Good summary of pros and cons.

(Although I'm not sure design is any harder than for increasing damage. Having both is the problem.)

If they keep the 4e standard/minor/move actions, multi-attack could require only your standard and minor and still let you move.
 

FitzTheRuke

Legend
I personally would feel a LOT better if just once they'd talk about the WIZARD you would hand to a new player. That would help ease my mind a lot, too. But they don't ever seem to, we only hear about simple and fighters..

They just released a "simple" sorcerer in Heroes of the Elemental Chaos. It appears they understand the concept and the desire for such.
 

Crazy Jerome

First Post
Another kludge that might work, though someone would need to make it a lot more elegant than this:

Multiple "attacks"

Any character with multiple attacks can still only make one attack roll against a given opponent per round. However, you may give up one or more extra "attacks" to increase damage in some other single attack.

Then you set that damage increase as a flat amount based on level, class, and maybe a few other things that are kept carefully under control. (That is, if you sharply govern Str mods, you could include the Str mod to damage. If you don't so govern, because of spiraling stat bonuses from level, magic items, buff spells, etc., then don't include it here.)


As more complicated options to this basic, balanced model, you might then also allow things such as:
  • Attacks used for increased damage can also be used for miss rolls. That is, roll 2d20, and if either roll hits, you get basic damage + bonus damage for one extra attack.
  • Other things you can do to the targets besides increase damage--this is how you activate martial effects such as disarm attempts, trips, shield pushes, etc.
At that point, the bonus to damage just becomes another option in the list.

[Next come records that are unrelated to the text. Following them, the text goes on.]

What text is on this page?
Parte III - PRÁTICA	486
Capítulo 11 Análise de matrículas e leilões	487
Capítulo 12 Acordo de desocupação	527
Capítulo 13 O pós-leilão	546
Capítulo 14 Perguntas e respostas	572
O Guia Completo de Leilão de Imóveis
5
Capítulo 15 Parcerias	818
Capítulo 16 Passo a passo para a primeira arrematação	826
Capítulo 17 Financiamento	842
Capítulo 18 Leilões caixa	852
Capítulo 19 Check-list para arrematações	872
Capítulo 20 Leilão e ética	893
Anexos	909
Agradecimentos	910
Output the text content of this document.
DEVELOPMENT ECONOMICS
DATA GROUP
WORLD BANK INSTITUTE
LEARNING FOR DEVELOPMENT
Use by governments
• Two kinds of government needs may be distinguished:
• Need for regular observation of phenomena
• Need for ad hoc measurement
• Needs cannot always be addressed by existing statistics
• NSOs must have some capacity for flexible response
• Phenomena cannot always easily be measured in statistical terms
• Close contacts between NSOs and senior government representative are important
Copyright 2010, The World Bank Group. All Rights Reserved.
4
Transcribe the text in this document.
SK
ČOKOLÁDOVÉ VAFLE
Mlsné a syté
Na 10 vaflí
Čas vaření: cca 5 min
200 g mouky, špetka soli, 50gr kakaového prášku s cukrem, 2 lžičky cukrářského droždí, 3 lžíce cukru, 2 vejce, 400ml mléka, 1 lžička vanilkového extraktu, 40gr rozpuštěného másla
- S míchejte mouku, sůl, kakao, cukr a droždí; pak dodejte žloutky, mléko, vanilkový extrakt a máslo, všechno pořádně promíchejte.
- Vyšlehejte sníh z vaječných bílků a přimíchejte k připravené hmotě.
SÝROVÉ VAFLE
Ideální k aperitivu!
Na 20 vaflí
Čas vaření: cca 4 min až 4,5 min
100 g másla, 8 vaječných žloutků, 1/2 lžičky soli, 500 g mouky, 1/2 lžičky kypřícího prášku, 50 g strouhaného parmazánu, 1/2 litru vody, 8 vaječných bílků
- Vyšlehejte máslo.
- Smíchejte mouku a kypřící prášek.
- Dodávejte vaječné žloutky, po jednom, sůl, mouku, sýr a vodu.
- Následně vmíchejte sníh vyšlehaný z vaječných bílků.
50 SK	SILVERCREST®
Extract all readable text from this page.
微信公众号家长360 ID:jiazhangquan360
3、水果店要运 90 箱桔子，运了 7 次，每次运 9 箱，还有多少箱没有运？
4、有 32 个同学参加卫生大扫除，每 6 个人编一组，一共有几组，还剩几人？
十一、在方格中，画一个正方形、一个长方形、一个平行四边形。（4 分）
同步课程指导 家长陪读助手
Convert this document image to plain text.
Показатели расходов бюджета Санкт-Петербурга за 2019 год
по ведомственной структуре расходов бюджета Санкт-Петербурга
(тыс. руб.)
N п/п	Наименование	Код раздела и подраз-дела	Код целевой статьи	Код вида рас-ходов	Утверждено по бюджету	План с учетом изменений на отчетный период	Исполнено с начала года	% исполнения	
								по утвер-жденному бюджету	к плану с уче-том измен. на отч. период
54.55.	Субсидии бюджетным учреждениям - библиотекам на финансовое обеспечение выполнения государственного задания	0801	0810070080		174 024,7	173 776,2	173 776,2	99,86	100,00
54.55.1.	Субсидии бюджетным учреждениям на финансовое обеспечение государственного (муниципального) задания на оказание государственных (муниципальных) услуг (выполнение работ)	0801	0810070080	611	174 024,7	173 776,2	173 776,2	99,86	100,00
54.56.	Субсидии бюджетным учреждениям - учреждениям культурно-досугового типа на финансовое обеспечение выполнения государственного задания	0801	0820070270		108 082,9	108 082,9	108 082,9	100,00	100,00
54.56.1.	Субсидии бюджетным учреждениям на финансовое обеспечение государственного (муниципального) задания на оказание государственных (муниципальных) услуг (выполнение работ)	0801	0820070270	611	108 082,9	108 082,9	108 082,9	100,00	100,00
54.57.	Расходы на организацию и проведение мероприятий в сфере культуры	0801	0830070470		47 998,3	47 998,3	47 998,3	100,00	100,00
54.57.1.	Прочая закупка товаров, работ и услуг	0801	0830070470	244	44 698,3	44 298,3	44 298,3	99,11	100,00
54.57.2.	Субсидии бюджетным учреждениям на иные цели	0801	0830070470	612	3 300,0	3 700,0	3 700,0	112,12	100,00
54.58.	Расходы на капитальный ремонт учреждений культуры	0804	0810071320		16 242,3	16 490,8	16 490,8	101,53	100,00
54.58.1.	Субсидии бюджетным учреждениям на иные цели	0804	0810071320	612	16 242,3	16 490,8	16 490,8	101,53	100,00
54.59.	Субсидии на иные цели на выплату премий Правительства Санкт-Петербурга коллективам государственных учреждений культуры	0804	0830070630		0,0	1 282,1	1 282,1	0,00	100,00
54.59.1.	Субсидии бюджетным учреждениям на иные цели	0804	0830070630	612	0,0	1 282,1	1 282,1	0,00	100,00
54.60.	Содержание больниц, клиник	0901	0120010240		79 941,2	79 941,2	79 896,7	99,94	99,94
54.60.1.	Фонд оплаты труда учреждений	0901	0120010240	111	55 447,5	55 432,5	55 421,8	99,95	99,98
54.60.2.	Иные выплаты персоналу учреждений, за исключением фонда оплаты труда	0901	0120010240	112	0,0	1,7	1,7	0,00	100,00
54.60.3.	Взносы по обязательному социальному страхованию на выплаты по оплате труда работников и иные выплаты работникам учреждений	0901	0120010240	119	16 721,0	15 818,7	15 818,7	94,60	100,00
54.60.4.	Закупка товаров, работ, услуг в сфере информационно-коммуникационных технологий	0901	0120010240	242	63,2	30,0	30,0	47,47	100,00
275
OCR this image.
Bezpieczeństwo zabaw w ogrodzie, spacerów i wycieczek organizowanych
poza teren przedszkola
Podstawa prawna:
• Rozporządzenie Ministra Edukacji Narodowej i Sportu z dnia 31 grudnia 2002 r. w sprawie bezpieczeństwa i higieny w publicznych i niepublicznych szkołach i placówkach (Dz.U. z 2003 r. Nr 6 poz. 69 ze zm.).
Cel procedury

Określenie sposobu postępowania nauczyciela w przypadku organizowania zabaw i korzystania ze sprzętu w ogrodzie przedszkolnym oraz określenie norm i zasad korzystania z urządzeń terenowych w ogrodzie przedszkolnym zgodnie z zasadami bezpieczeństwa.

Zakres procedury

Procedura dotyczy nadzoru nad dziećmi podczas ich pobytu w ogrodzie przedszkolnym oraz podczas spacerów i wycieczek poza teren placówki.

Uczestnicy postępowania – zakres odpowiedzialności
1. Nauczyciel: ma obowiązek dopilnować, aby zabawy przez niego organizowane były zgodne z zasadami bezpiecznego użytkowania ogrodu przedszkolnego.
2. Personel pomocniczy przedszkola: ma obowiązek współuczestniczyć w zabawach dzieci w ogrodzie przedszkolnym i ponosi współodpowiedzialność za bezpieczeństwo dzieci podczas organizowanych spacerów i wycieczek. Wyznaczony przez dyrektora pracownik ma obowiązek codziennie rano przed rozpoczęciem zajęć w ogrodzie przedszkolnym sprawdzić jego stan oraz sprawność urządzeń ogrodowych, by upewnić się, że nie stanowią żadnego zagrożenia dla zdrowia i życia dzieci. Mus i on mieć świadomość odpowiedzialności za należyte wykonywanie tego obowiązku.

For example, we have a 4th level fighter with a battle axe and 18 Str. He hits with, say, a +7 (in a slowly scaling game), for 1d8+4, having two attacks, and can forgo an attack for +3 damage to the other one. He can try to hit two guys for that base damage. Or only having one opponent (or really needing to get one opponent down), he can concentrate by rolling once at the usual bonus, for 1d8+7. Whether he wants to flavor this attack as a big windup or several jabs, is up to him.

Using the optional rules, he has two shots to land that 1d8+7 on a single target, or he can stick with 1d8+4 and try for some other effect. But on average, if targets are handy and not about to die, he is often better off smacking two different monsters.

Contrawise, the "ultra simple" option is that you ban those extra attacks and just tack on the expected damage modifier, which gets used all the time. This is something you might do for a new player or one that doesn't want to fool with those kind of decisions.

Note, there should be no multiplicative effects in how this is managed. For example, a character with 3 attacks cannot trade in 1 attack for a flat bonus to both of the other ones. He can trade in 1 attack for a flat bonus to one of the other ones, then use the last attack to go after some other monster (or tack on even more damage to the first attack or go for a trip or whatever options are allowed at that table).